Cold Water Immersion Vs. Ice Pack – What Is Better For Pain?

I've personally always preferred to use cold water immersion over using ice packs to help me deal with my knee pain, back pain, and injuries.

Cold water immersion is more natural, I also find that its effects last longer than when I use an ice pack. Also, studies show that whole-body cryotherapy works better than local cryotherapy for pain reduction, and you can't do whole-body cryotherapy with an ice pack, unless they invent an ice jumpsuit o_O .

Let's see what the studies show.

In a 2015 Brazilian study, 13 healthy men and women were given an ice pack for 30 minutes and 30 minutes of cold water immersion 72 hours apart on their lower leg. The researchers discovered that the ice pack caused a greater reduction in skin surface temperatures than did cold water immersion. However, skin surface temperatures during the 75 minute rewarming period (after cold application was removed) were significantly lower in the cold water immersion group.

In an earlier study in 1998, researchers in Brigham Young University, Utah, USA, used an invasive needle probe to test both subcutaneous (just under the skin) temperature and deeper intramuscular (1cm below the subcutaneous fat) temperature changes caused by either ice pack application or cold water immersion.

They found that during the 20 minute treatment, the ice pack reduced subcutaneous temperatures more than cold water immersion did, and reduced intramuscular temperatures by the same amount as cold water immersion did.

However, during the 30 minute rewarming period (after both treatments were stopped), the ice pack group's subcutaneous temperature rewarmed more than the cold water immersion group. Also, while the ice pack group's intramuscular temperature went up, the cold water immersion group's intramuscular temperature continued to go down!

So it seems that cold water immersion leads to more prolonged cooling, which means a more prolonged anti-inflammatory effect and more prolonged pain reduction.
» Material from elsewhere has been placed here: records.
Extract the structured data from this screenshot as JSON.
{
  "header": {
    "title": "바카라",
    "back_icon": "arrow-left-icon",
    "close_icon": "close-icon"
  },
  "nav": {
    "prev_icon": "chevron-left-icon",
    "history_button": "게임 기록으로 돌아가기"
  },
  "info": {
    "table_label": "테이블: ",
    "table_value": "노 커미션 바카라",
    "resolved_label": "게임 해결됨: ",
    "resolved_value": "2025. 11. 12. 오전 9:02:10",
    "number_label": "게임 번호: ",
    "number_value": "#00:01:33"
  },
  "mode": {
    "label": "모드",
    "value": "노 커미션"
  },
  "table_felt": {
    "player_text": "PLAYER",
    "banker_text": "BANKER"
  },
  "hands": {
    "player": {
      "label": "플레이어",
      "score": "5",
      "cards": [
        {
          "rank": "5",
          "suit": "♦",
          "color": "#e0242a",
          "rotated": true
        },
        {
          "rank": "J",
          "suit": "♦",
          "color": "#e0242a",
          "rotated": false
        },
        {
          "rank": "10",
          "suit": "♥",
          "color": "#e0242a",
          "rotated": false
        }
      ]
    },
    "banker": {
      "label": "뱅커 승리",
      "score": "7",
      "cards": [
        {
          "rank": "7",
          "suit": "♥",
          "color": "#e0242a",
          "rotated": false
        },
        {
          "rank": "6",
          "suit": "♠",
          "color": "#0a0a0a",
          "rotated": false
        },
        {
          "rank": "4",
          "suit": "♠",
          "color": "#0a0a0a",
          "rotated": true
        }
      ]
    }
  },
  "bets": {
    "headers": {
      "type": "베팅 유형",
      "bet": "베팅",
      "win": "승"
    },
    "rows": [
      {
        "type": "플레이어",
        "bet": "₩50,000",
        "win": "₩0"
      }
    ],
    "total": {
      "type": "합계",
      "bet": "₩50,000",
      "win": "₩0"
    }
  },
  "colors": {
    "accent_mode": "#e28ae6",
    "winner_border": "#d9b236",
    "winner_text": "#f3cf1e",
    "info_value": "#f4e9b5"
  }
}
This makes sense, because water is extremely efficient at conducting heat away from your body and cooling it down. When you dip your finger in a glass of water that's at room temperature, the water feels colder than the air around it. This is because water conducts heat away from your finger quicker than air does.

Even though ice conducts heat faster than water does and ice is colder than water (the ice in the above study would have been 0ºC or lower, and the water used was at 10ºC), with an ice pack, there are several confounding factors that would make it conduct heat far less than water would.

For example, an ice pack isn't a solid block of ice, but it's full of either ice cubes or crushed ice. In this study they used crushed ice, and crushed ice is ice interspersed with tiny pockets of air that reduce heat conductivity. The outside of an ice pack is an insulative layer that serves to keep the ice inside cooler for longer, but this means it also reduces the heat conductivity of the ice pack. Also, water can perfectly wrap itself around your leg, with absolutely no space between the water and the surface of your leg. An ice pack on the other hand, will neither wrap all the way around your limb in most cases, it will also not seal itself around your skin nearly as well as water will, with pockets of air between your skin and the pack that will reduce heat conductivity.

One possible reason why in the 1998 study above, the intramuscular temperatures continued to cool after the cold water immersion was stopped, is because the water had cooled the tissues much deeper than the 1cm deep temperature probe they used in that study, and heat transfer from the superficial intramuscular tissues to deeper tissues resulted in further cooling of those superficial intramuscular tissues after the cold treatment was stopped. With the ice pack on the other hand, there was perhaps minimal cooling of deeper tissues, which resulted in immediate rewarming of those superficial intramuscular temperatures as soon as the ice pack was removed.

So basically, water is much more efficient than an ice pack at removing heat from your body and cooling it down. This results in cold water immersion causing more prolonged cooling after treatment is stopped, and possibly results in deeper tissue cooling than does an ice pack.

To add to this, another study also found that cold water immersion reduces sensory nerve conduction velocity significantly more than both ice pack and ice massage.

But You Might Still Want To Use An Ice Pack…

Ice packs still work, they cool your tissues and help relieve pain and inflammation. They don't do it as well as cold water does, but ice packs are more convenient than cold water immersion. You can walk around with an ice pack on for a few hours, you can't do that with cold water immersion.

Ice packs can also come in handy in the summer when the water in your tap isn't particularly cold.

So I would advise using both forms of cold therapy.